SAN BENEDETTO DEL TRONTO – Di seguito pubblichiamo una nota inviata alla nostra redazione da Renziero Paetti, volontario dei Club Alcologici Territoriali in merito alla chiusura del servizio Risposte Alcologiche del Comune.

“Ho preso parte, e con me le famiglie dell’Associazione (i Club Alcologici Territoriali n.d.r.), come spettatore al recente Consiglio Comunale (del 23 marzo n.d.r.) ed ho/abbiamo ascoltato con attenzione le varie discussioni avvenute tra maggioranza ed opposizione. Alla luce di ciò vorrei fare alcune precisazioni e dare ulteriori chiarimenti, noto infatti e con dispiacere che la problematica che abbiamo portato in evidenza Sulla chiusura del Servizio Risposte Alcologiche e da discutere come mozione presentata dalla minoranza alla ripresa del C.C. (Data ancora da comunicare) è sottovalutata e non conosciuta dai consiglieri maggioranza, o meglio credo che conoscano ciò che gli hanno riferito ma in un discorso non bipartisan”.

“Il signor Sindaco, in uno dei suoi primi interventi, parla e esalta i suoi collaboratori, i consiglieri che definisce “operai al servizio della città” sempre presenti là dove c’è il problema. Ebbene noi di questi “operai” non ne abbiamo visto nessuno, nessuno che si è creato il problema o venuto un dubbio o anche una curiosità di ascoltare la voce di chi indiscriminatamente è stato tagliato, il sapere quando era profondo ed importante nel e sul territorio, l’ascoltare l’Associazione CAT (Club Alcologici Territoriali) che sempre e da sempre hanno collaborato in interconnessione con esso e la sua referente” (la dottoressa Sabrina Vici n.d.r.).

“Questa problematica sociale che stiamo vivendo non si fa scrivendo o ascoltando una voce di parte ma recandosi “sul campo” (sto in tema visto che il Sindaco cita spesso aneddoti con calciatori ecc) ed ascoltando la voce di chi veramente conosce e sa il grave danno che si sta compiendo. Durante il Consiglio ho visto un mio conoscente/amico di vecchissima data (era piccolo ora è cresciuto) seduto nel banco della maggioranza, l’ho chiamato gli ho chiesto come era orientato alla mozione che ci riguardava. Per risposta mi ha detto che “non avrebbe espresso preferenze”. Gli ho chiesto perché? Mi ha risposto: “io non voto mozioni che non conosco nello specifico e nella profondità”.

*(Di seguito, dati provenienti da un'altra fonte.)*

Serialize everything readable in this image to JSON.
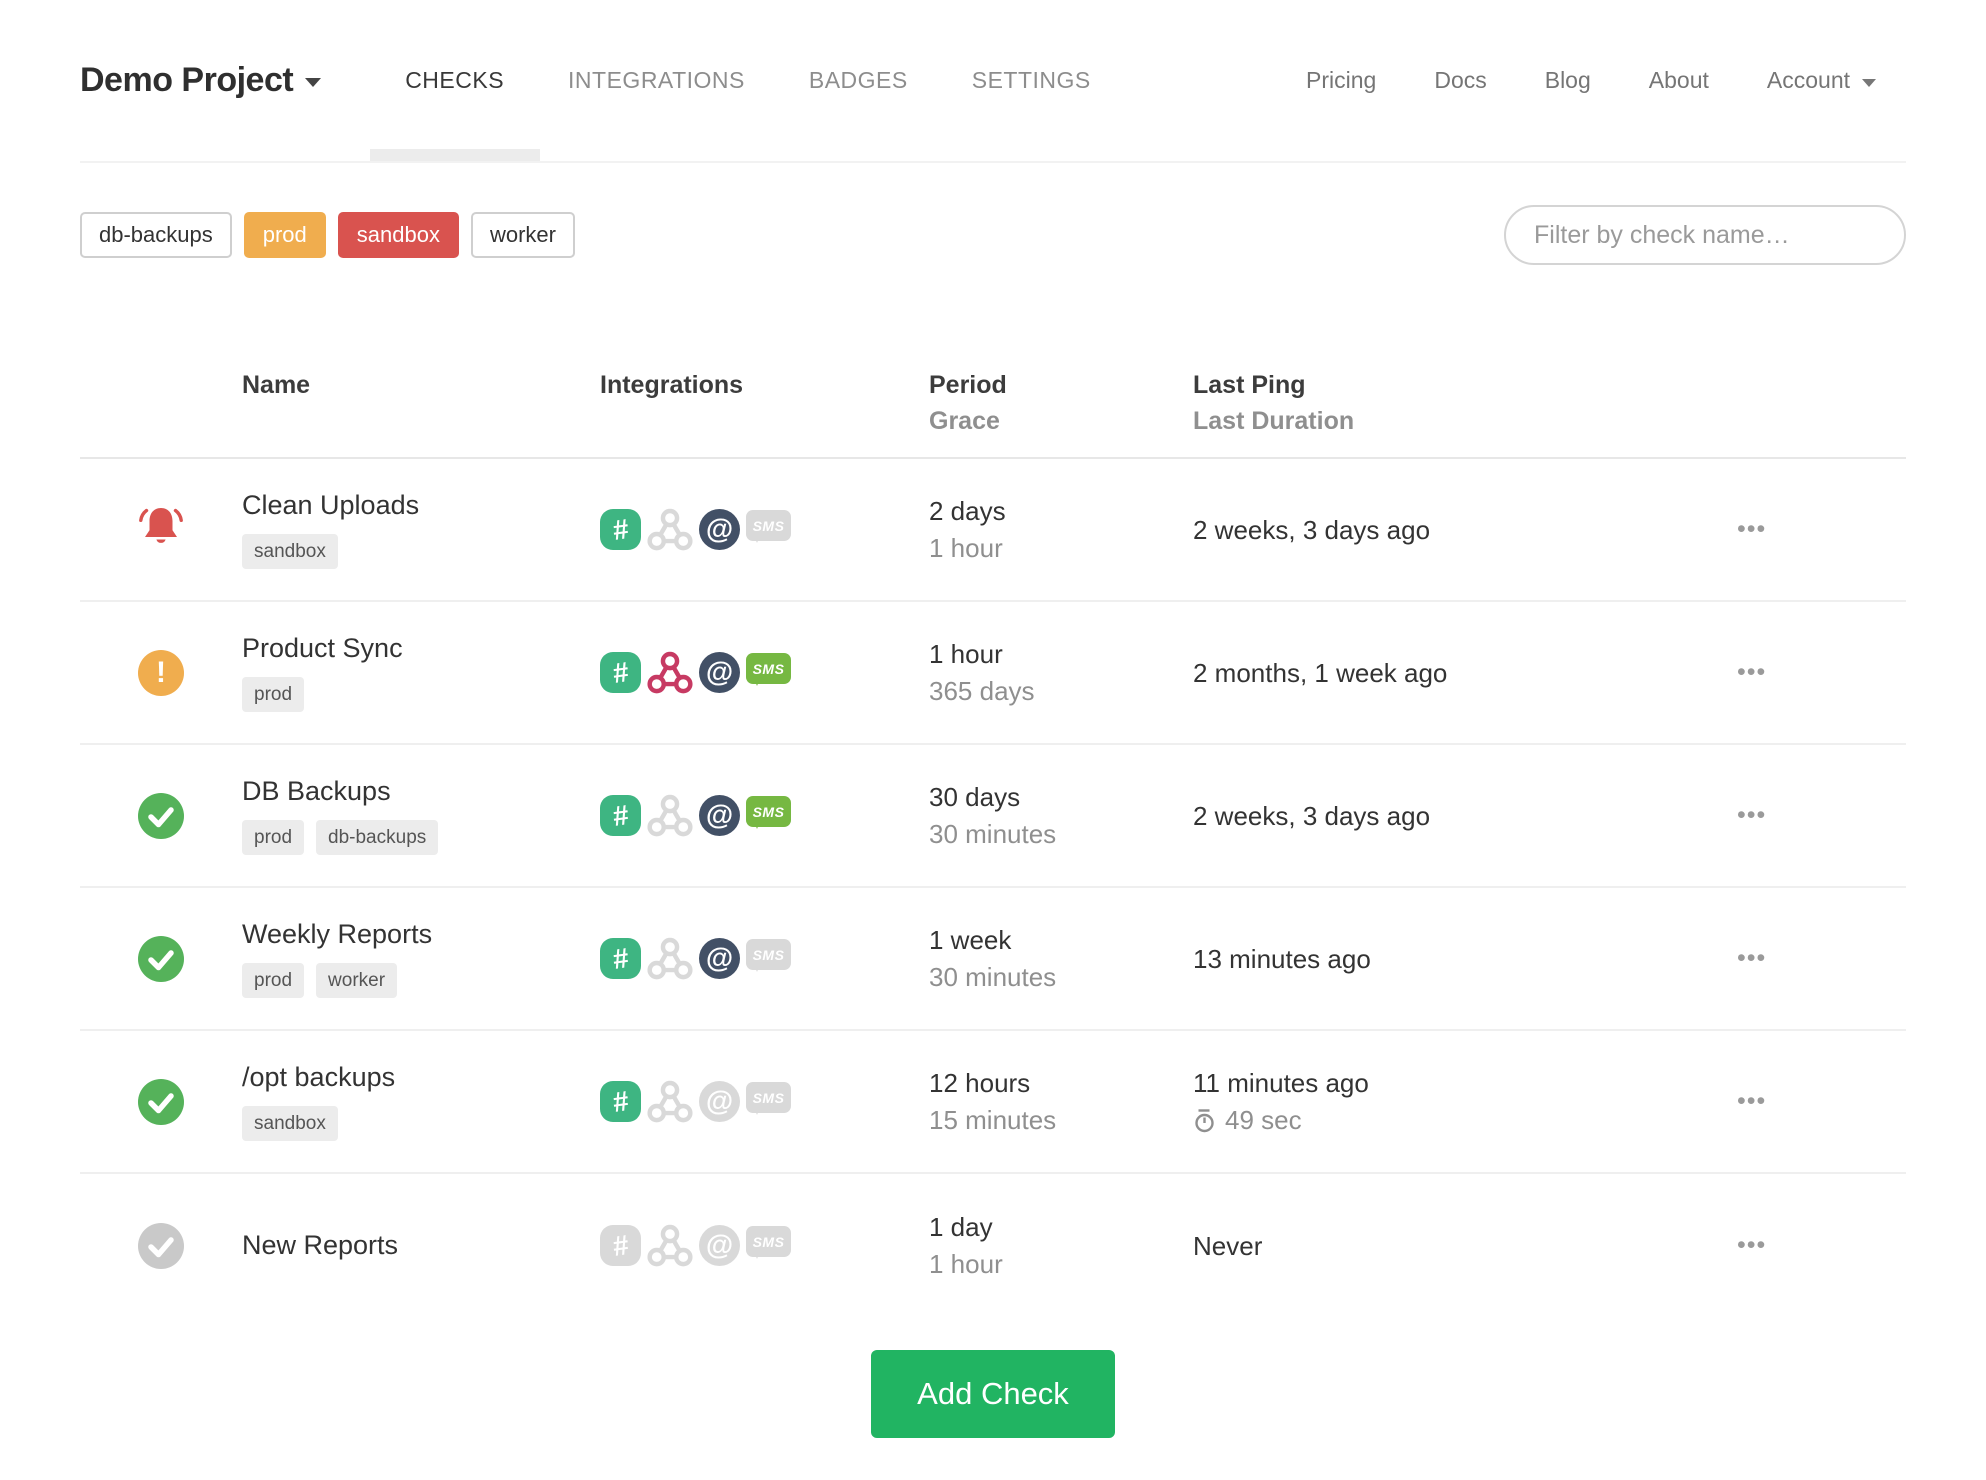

“Per me questa è una risposta giusta è di grande onestà Politica ed Intellettuale è così dovrebbe essere per tutti. anche se magari volendo c’era e c’è il tempo per meglio informarsi. vorrei tanto sapere:

1)Prima di votare se sanno che cosa è/era e faceva il Servizio Risposte Alcologiche da chi era gestito e con quale alta professionalità,

2)Il vero motivo della Soppressione

3)Il Modo repentino e maldestro con cui hanno messo in atto il tutto

4)Se sono al corrente di come siamo stati trattati noi dell’Associazione

“A chiusura poi il Sindaco elencava e diceva le cose che sono state messe in atto, la forte propensione verso il Sociale, che nessun servizio storico è stato tagliato anzi sono arrivati altri fondi per il comparto. Ebbene a questo punto mi chiedo.Ma il S.R.A? È stato Soppresso anche specificato nel vostro scarno comunicato. Non so se sono io, noi che viviamo in un’altro pianeta o è stata messa in atto una distorsione della verità aggrappandosi ad improbabili specchi per ovviare a questa vicenda che sta destando molto clamore e che a parer loro doveva passare inosservata e nel silenzio”.